Monday, April 18, 2011
The Egyptian filmmaker talks about putting down his camera to join the protesters in Tahrir Square.
"Six years ago, Wael Omar's short documentary film, State of Emergency, presented a firsthand account of the state of fear, systemic police brutality and torture that prevailed during the 2005 Egyptian presidential election. When on January 25, Omar went down to Cairo's Tahrir Square with thousands of Egyptian pro-democracy protesters, he expected to do what had always come naturally to him - make a film. Three days later, however, he put down his camera to fight alongside his people, transitioning from director to citizen journalist.

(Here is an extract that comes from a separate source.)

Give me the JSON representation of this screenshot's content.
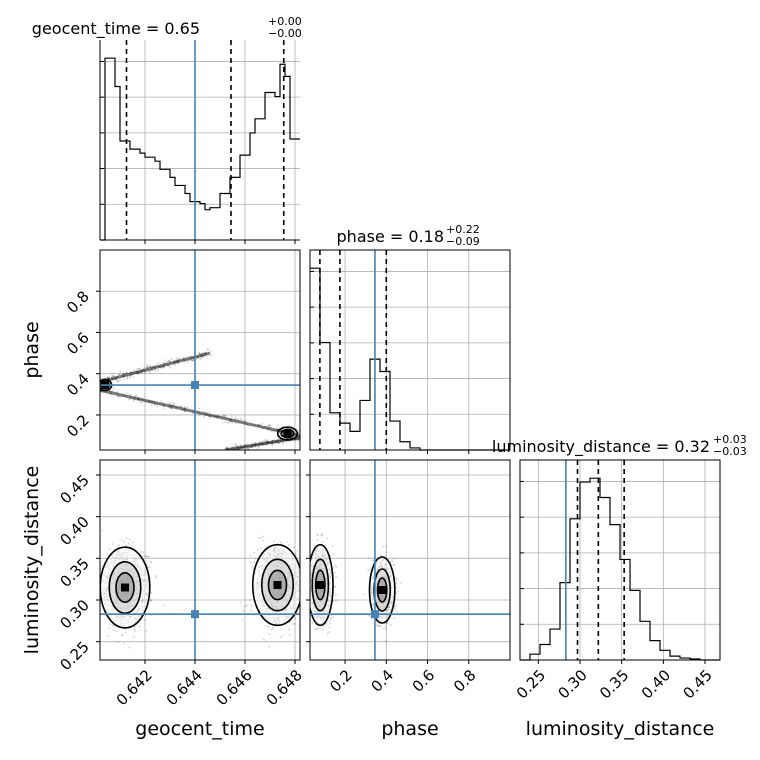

What is the mood like in Cairo now?
It's crazy, also dynamic, anxious, and full of surprises. There is a fatigue, I won't lie, and a high frustration also. So I guess it depends on what kind of a person you are to either appreciate this or miss the false security of our former dictator. But it's certainly a new Egypt - you can feel it. With all the good and bad, there's something very new and I think it's a positive thing overall. The quicker people understand that, the more they're able to deal with all the changes and transitions they need to make in their lives. We had institutionalised corruption, institutionalised cronyism, institutionalised social injustice, over-stratification, a virtual caste system. So it's more than a political revolution, this is a cultural revolution."